For Australia, Cambodia is a neighbour but, more than that, a friend. We have welcomed Cambodians to our country since the 1970s and have welcomed people to build new lives here. We enjoy a strong trading relationship, and the relationship between Australia and Cambodia is really that of a genuine friendship. In such a friendship you can have frank discussions, and that is what I want to do today.

In July 2013 a general election was held in Cambodia. There was a fear that those elections would not be fair—a fear founded quite reasonably on the unwillingness of the Cambodian government to implement the recommendations on corruption and electoral fraud of the United Nations special rapporteur in 2012, and the fact that Sam Rainsy, Cambodia's opposition leader, was not given free rights to stand in that election. Concerns about the election process quickly turned to civil unrest, and perhaps the most shocking incident occurred in January, when we saw garment workers shot and imprisoned simply for participating in protests demanding a higher wage. Five people were killed, 23 were arrested and assembly was banned.

Recently I was lucky to join the shadow minister for foreign affairs and Deputy Leader of the Opposition, the member for Sydney; and the shadow Attorney-General and member for Isaacs to speak with Professor Gareth Evans. Professor Evans is a legend in this place and has a significant and longstanding history with Cambodia. Professor Evans indicated—in private, but also in his public statements on this matter—that enough is enough.

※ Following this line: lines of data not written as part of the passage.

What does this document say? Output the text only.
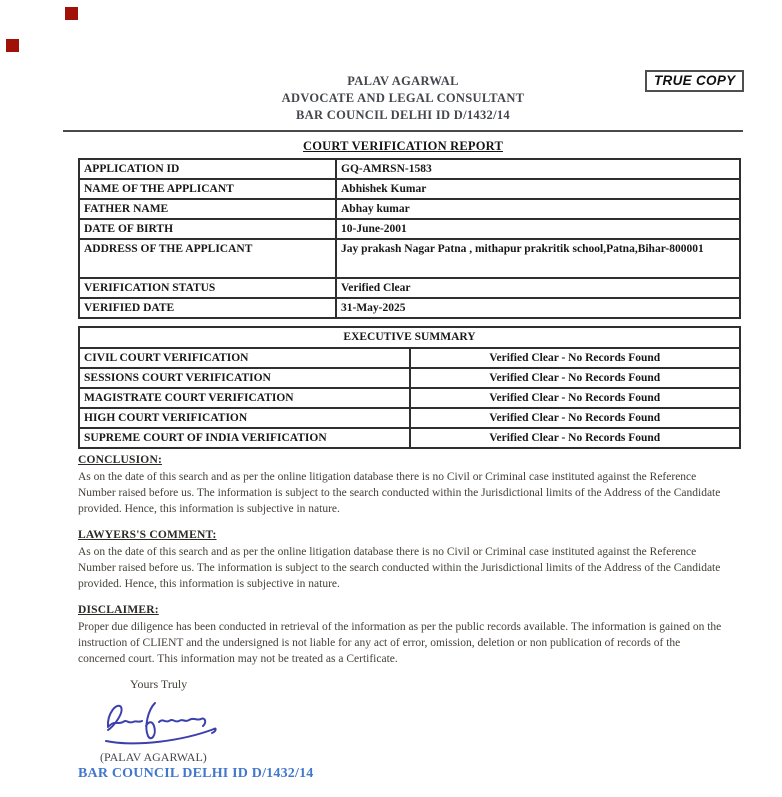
TRUE COPY
PALAV AGARWAL
ADVOCATE AND LEGAL CONSULTANT
BAR COUNCIL DELHI ID D/1432/14
COURT VERIFICATION REPORT
APPLICATION ID	GQ-AMRSN-1583
NAME OF THE APPLICANT	Abhishek Kumar
FATHER NAME	Abhay kumar
DATE OF BIRTH	10-June-2001
ADDRESS OF THE APPLICANT	Jay prakash Nagar Patna , mithapur prakritik school,Patna,Bihar-800001
VERIFICATION STATUS	Verified Clear
VERIFIED DATE	31-May-2025
EXECUTIVE SUMMARY	
CIVIL COURT VERIFICATION	Verified Clear - No Records Found
SESSIONS COURT VERIFICATION	Verified Clear - No Records Found
MAGISTRATE COURT VERIFICATION	Verified Clear - No Records Found
HIGH COURT VERIFICATION	Verified Clear - No Records Found
SUPREME COURT OF INDIA VERIFICATION	Verified Clear - No Records Found
CONCLUSION:

As on the date of this search and as per the online litigation database there is no Civil or Criminal case instituted against the Reference Number raised before us. The information is subject to the search conducted within the Jurisdictional limits of the Address of the Candidate provided. Hence, this information is subjective in nature.

LAWYERS'S COMMENT:

As on the date of this search and as per the online litigation database there is no Civil or Criminal case instituted against the Reference Number raised before us. The information is subject to the search conducted within the Jurisdictional limits of the Address of the Candidate provided. Hence, this information is subjective in nature.

DISCLAIMER:

Proper due diligence has been conducted in retrieval of the information as per the public records available. The information is gained on the instruction of CLIENT and the undersigned is not liable for any act of error, omission, deletion or non publication of records of the concerned court. This information may not be treated as a Certificate.

Yours Truly
(PALAV AGARWAL)
BAR COUNCIL DELHI ID D/1432/14
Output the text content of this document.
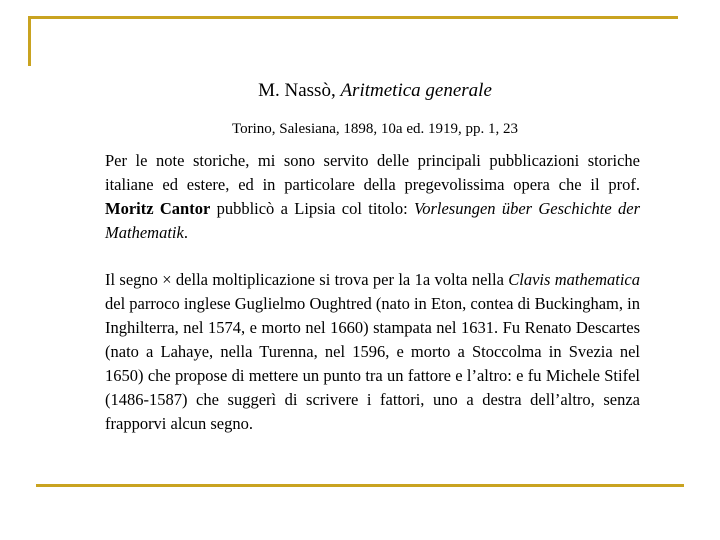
M. Nassò, Aritmetica generale
Torino, Salesiana, 1898, 10a ed. 1919, pp. 1, 23

Per le note storiche, mi sono servito delle principali pubblicazioni storiche italiane ed estere, ed in particolare della pregevolissima opera che il prof. Moritz Cantor pubblicò a Lipsia col titolo: Vorlesungen über Geschichte der Mathematik.

Il segno × della moltiplicazione si trova per la 1a volta nella Clavis mathematica del parroco inglese Guglielmo Oughtred (nato in Eton, contea di Buckingham, in Inghilterra, nel 1574, e morto nel 1660) stampata nel 1631. Fu Renato Descartes (nato a Lahaye, nella Turenna, nel 1596, e morto a Stoccolma in Svezia nel 1650) che propose di mettere un punto tra un fattore e l’altro: e fu Michele Stifel (1486-1587) che suggerì di scrivere i fattori, uno a destra dell’altro, senza frapporvi alcun segno.
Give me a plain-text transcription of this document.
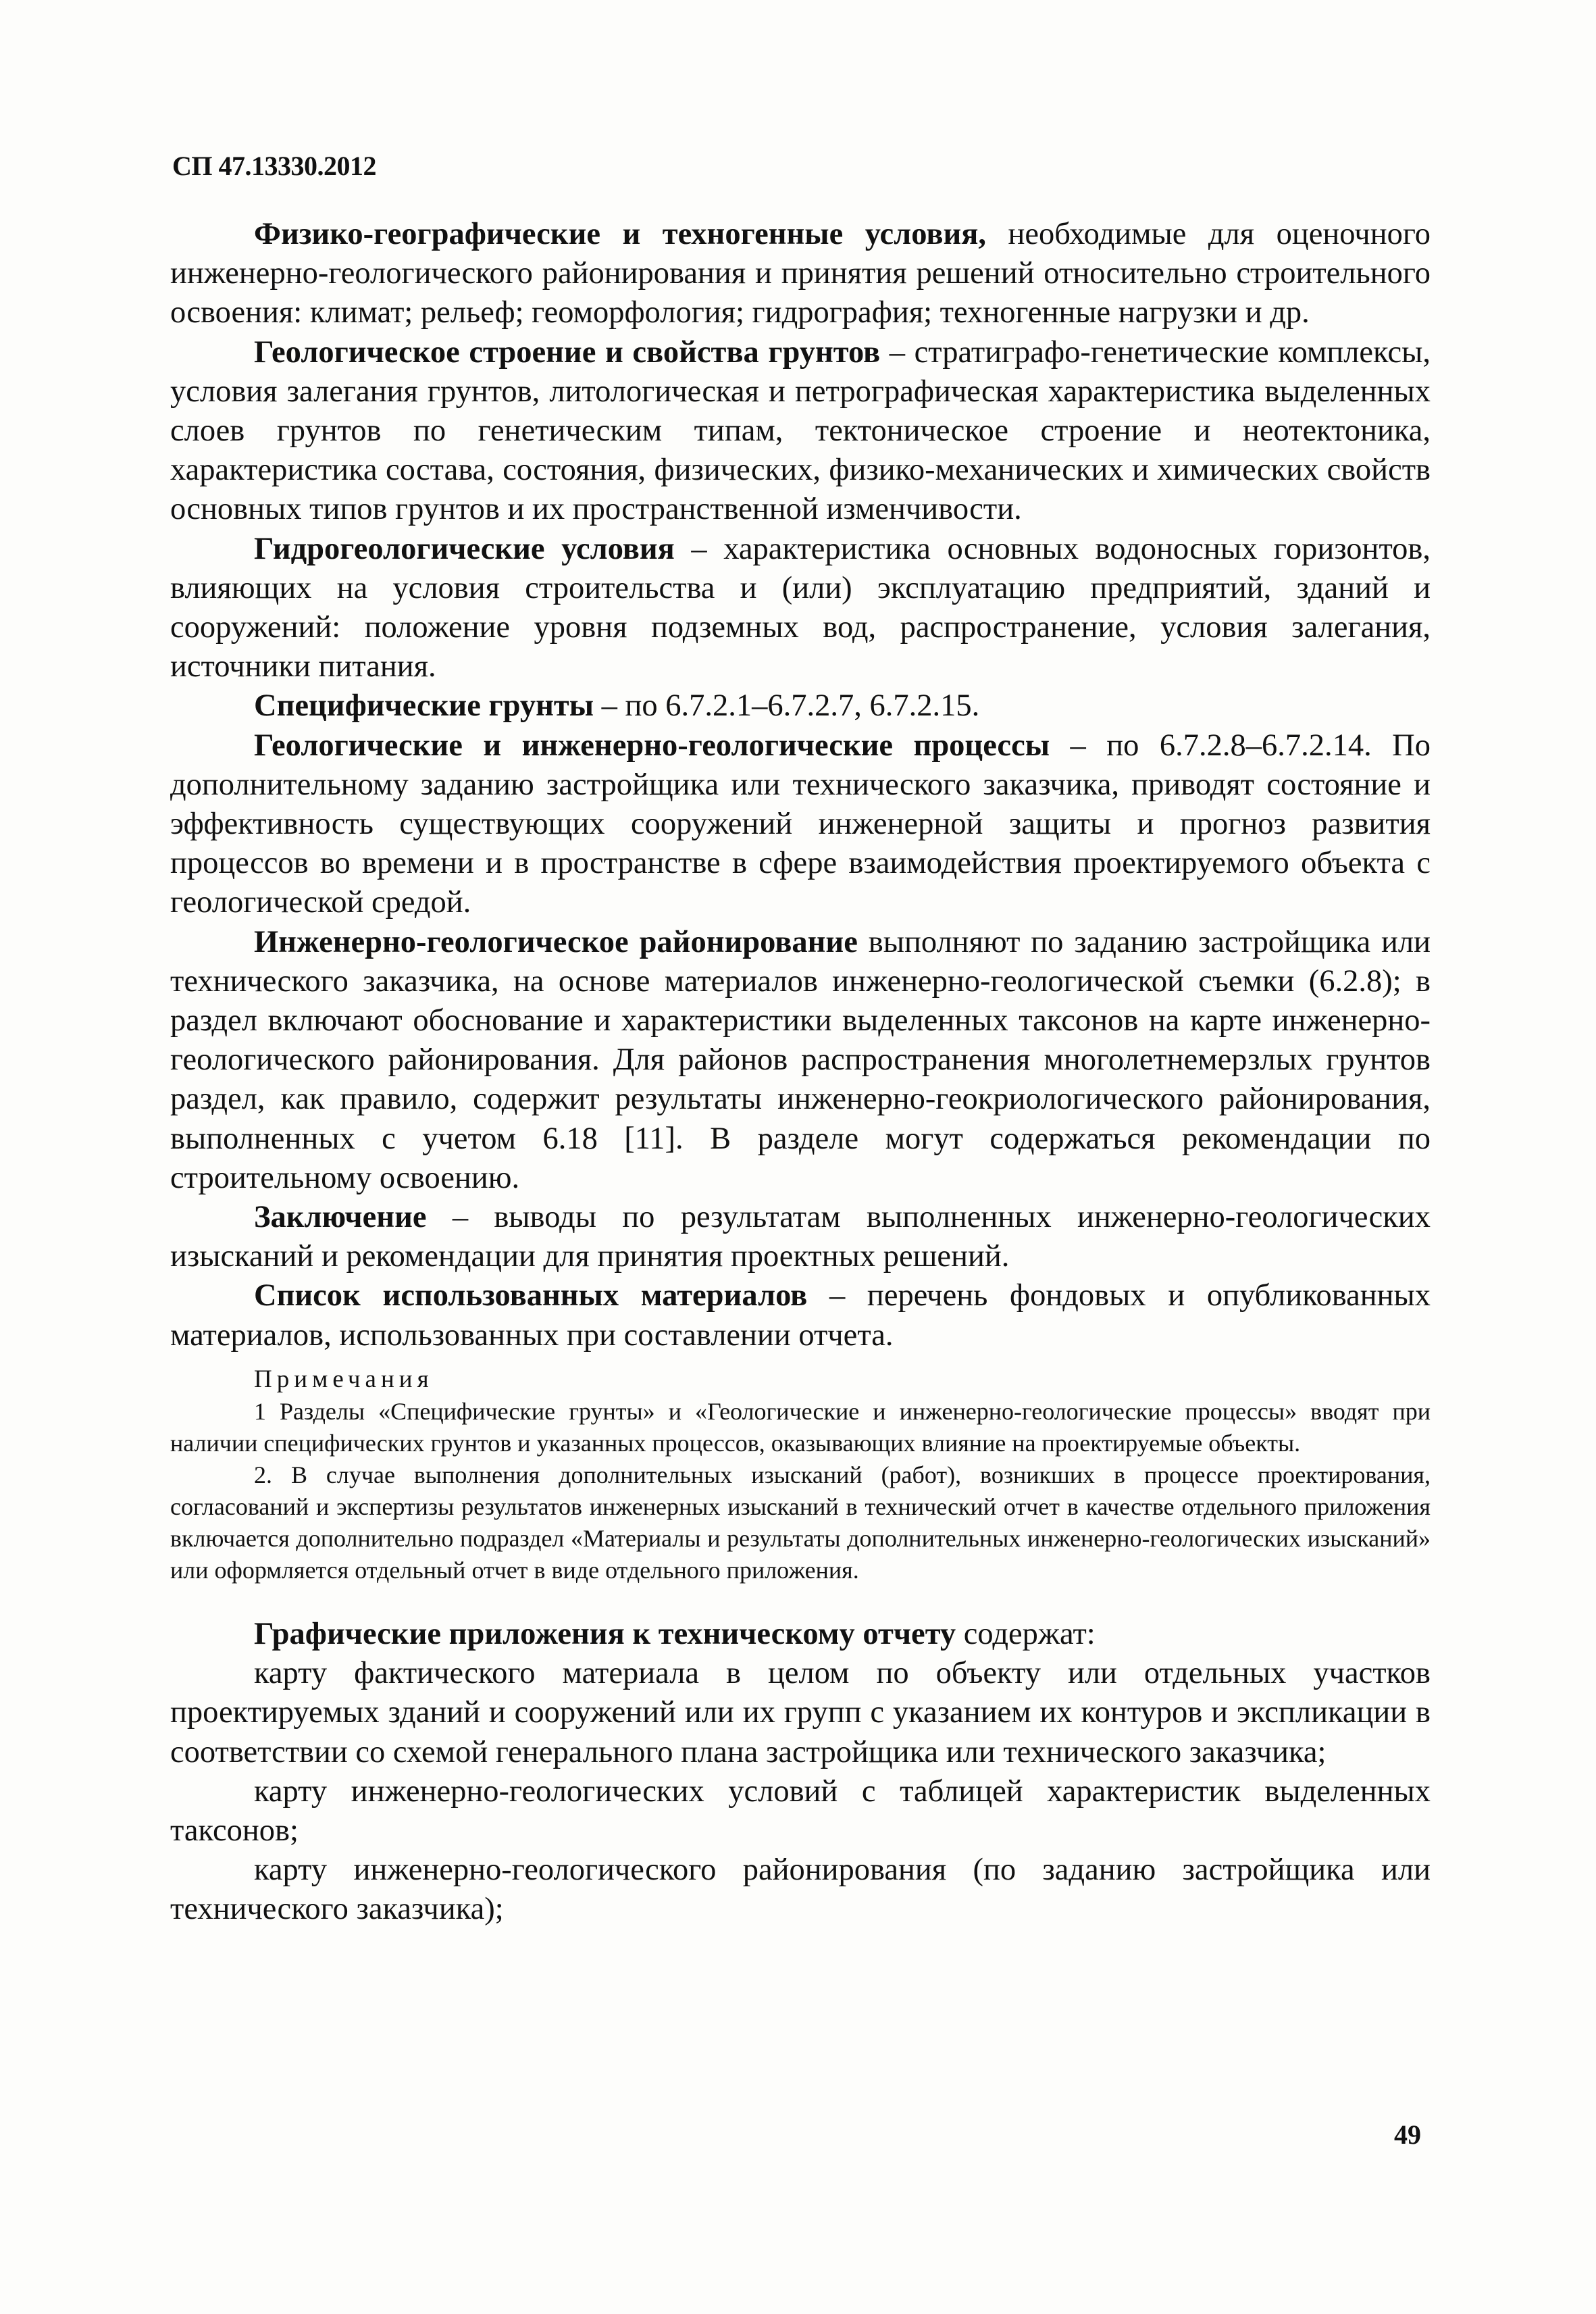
СП 47.13330.2012

Физико-географические и техногенные условия, необходимые для оценочного инженерно-геологического районирования и принятия решений относительно строительного освоения: климат; рельеф; геоморфология; гидрография; техногенные нагрузки и др.

Геологическое строение и свойства грунтов – стратиграфо-генетические комплексы, условия залегания грунтов, литологическая и петрографическая характеристика выделенных слоев грунтов по генетическим типам, тектоническое строение и неотектоника, характеристика состава, состояния, физических, физико-механических и химических свойств основных типов грунтов и их пространственной изменчивости.

Гидрогеологические условия – характеристика основных водоносных горизонтов, влияющих на условия строительства и (или) эксплуатацию предприятий, зданий и сооружений: положение уровня подземных вод, распространение, условия залегания, источники питания.

Специфические грунты – по 6.7.2.1–6.7.2.7, 6.7.2.15.

Геологические и инженерно-геологические процессы – по 6.7.2.8–6.7.2.14. По дополнительному заданию застройщика или технического заказчика, приводят состояние и эффективность существующих сооружений инженерной защиты и прогноз развития процессов во времени и в пространстве в сфере взаимодействия проектируемого объекта с геологической средой.

Инженерно-геологическое районирование выполняют по заданию застройщика или технического заказчика, на основе материалов инженерно-геологической съемки (6.2.8); в раздел включают обоснование и характеристики выделенных таксонов на карте инженерно-геологического районирования. Для районов распространения многолетнемерзлых грунтов раздел, как правило, содержит результаты инженерно-геокриологического районирования, выполненных с учетом 6.18 [11]. В разделе могут содержаться рекомендации по строительному освоению.

Заключение – выводы по результатам выполненных инженерно-геологических изысканий и рекомендации для принятия проектных решений.

Список использованных материалов – перечень фондовых и опубликованных материалов, использованных при составлении отчета.

Примечания

1 Разделы «Специфические грунты» и «Геологические и инженерно-геологические процессы» вводят при наличии специфических грунтов и указанных процессов, оказывающих влияние на проектируемые объекты.

2. В случае выполнения дополнительных изысканий (работ), возникших в процессе проектирования, согласований и экспертизы результатов инженерных изысканий в технический отчет в качестве отдельного приложения включается дополнительно подраздел «Материалы и результаты дополнительных инженерно-геологических изысканий» или оформляется отдельный отчет в виде отдельного приложения.

Графические приложения к техническому отчету содержат:

карту фактического материала в целом по объекту или отдельных участков проектируемых зданий и сооружений или их групп с указанием их контуров и экспликации в соответствии со схемой генерального плана застройщика или технического заказчика;

карту инженерно-геологических условий с таблицей характеристик выделенных таксонов;

карту инженерно-геологического районирования (по заданию застройщика или технического заказчика);

49
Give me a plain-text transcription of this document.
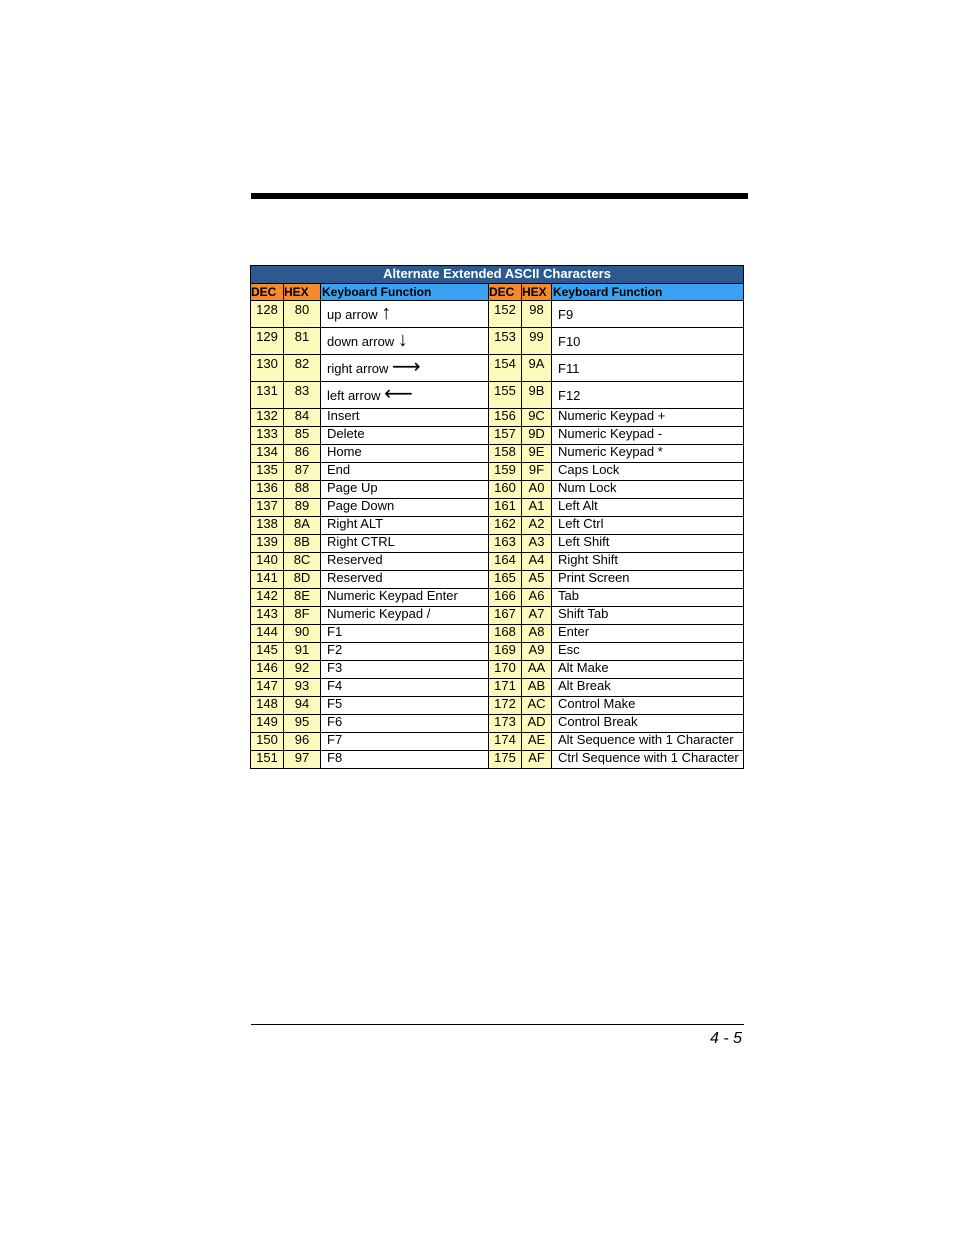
Alternate Extended ASCII Characters					
DEC	HEX	Keyboard Function	DEC	HEX	Keyboard Function
128	80	up arrow ↑	152	98	F9
129	81	down arrow ↓	153	99	F10
130	82	right arrow ⟶	154	9A	F11
131	83	left arrow ⟵	155	9B	F12
132	84	Insert	156	9C	Numeric Keypad +
133	85	Delete	157	9D	Numeric Keypad -
134	86	Home	158	9E	Numeric Keypad *
135	87	End	159	9F	Caps Lock
136	88	Page Up	160	A0	Num Lock
137	89	Page Down	161	A1	Left Alt
138	8A	Right ALT	162	A2	Left Ctrl
139	8B	Right CTRL	163	A3	Left Shift
140	8C	Reserved	164	A4	Right Shift
141	8D	Reserved	165	A5	Print Screen
142	8E	Numeric Keypad Enter	166	A6	Tab
143	8F	Numeric Keypad /	167	A7	Shift Tab
144	90	F1	168	A8	Enter
145	91	F2	169	A9	Esc
146	92	F3	170	AA	Alt Make
147	93	F4	171	AB	Alt Break
148	94	F5	172	AC	Control Make
149	95	F6	173	AD	Control Break
150	96	F7	174	AE	Alt Sequence with 1 Character
151	97	F8	175	AF	Ctrl Sequence with 1 Character
4 - 5
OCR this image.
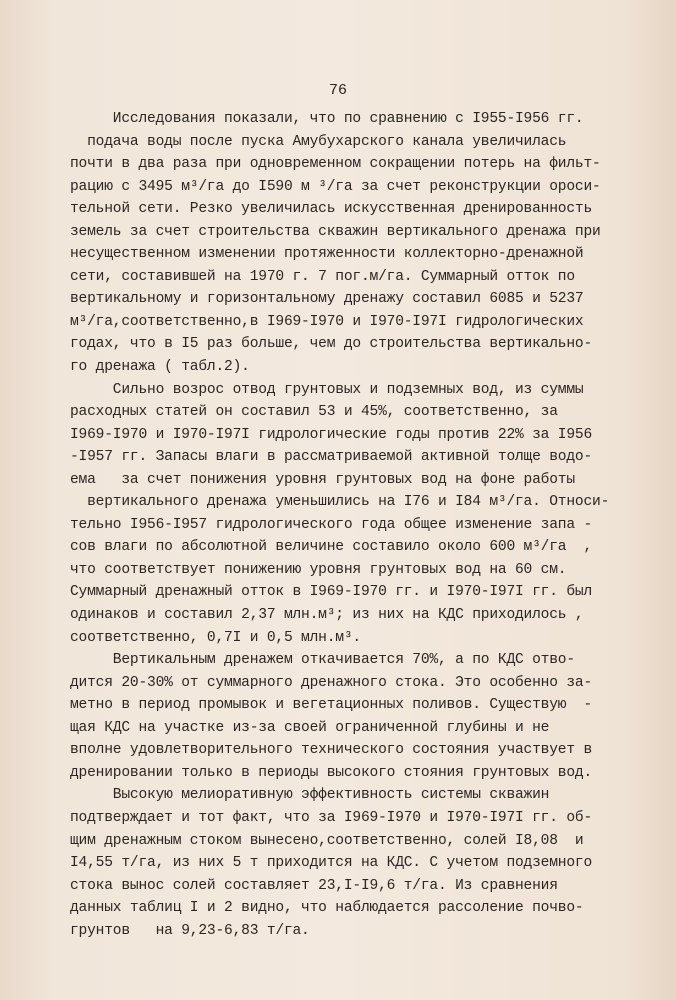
76
Исследования показали, что по сравнению с I955-I956 гг.
подача воды после пуска Амубухарского канала увеличилась
почти в два раза при одновременном сокращении потерь на фильт-
рацию с 3495 м³/га до I590 м ³/га за счет реконструкции ороси-
тельной сети. Резко увеличилась искусственная дренированность
земель за счет строительства скважин вертикального дренажа при
несущественном изменении протяженности коллекторно-дренажной
сети, составившей на 1970 г. 7 пог.м/га. Суммарный отток по
вертикальному и горизонтальному дренажу составил 6085 и 5237
м³/га,соответственно,в I969-I970 и I970-I97I гидрологических
годах, что в I5 раз больше, чем до строительства вертикально-
го дренажа ( табл.2).
Сильно возрос отвод грунтовых и подземных вод, из суммы
расходных статей он составил 53 и 45%, соответственно, за
I969-I970 и I970-I97I гидрологические годы против 22% за I956
-I957 гг. Запасы влаги в рассматриваемой активной толще водо-
ема   за счет понижения уровня грунтовых вод на фоне работы
вертикального дренажа уменьшились на I76 и I84 м³/га. Относи-
тельно I956-I957 гидрологического года общее изменение запа -
сов влаги по абсолютной величине составило около 600 м³/га  ,
что соответствует понижению уровня грунтовых вод на 60 см.
Суммарный дренажный отток в I969-I970 гг. и I970-I97I гг. был
одинаков и составил 2,37 млн.м³; из них на КДС приходилось ,
соответственно, 0,7I и 0,5 млн.м³.
Вертикальным дренажем откачивается 70%, а по КДС отво-
дится 20-30% от суммарного дренажного стока. Это особенно за-
метно в период промывок и вегетационных поливов. Существую  -
щая КДС на участке из-за своей ограниченной глубины и не
вполне удовлетворительного технического состояния участвует в
дренировании только в периоды высокого стояния грунтовых вод.
Высокую мелиоративную эффективность системы скважин
подтверждает и тот факт, что за I969-I970 и I970-I97I гг. об-
щим дренажным стоком вынесено,соответственно, солей I8,08  и
I4,55 т/га, из них 5 т приходится на КДС. С учетом подземного
стока вынос солей составляет 23,I-I9,6 т/га. Из сравнения
данных таблиц I и 2 видно, что наблюдается рассоление почво-
грунтов   на 9,23-6,83 т/га.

In a recent newspaper article he said:

So what has our government's response been? Foreign Minister Julie Bishop has been conspicuously silent on these points. She has failed to mention these terrible abuses on her visit to Cambodia, focusing instead on negotiating a new asylum seeker agreement. And it does make one wonder: is the silence strategic? What else could possibly explain turning a blind eye to this conduct?

The loud megaphone broadcasting our condemnation is in order, and we call on the government to voice Australia's deep concerns at the situation in Cambodia, because I have sat with Cambodian leaders and felt their agony while they have told me about abuses in their home country. I was appalled to hear their concerns about the electoral process; I was horrified to learn that there was a ban on assembly; and I was sickened and saddened to hear that citizens were shot dead. The actions were unacceptable. They were unacceptable by Australian standards, they were unacceptable by the standards of the Cambodian community and they were unacceptable to my constituents in Hotham.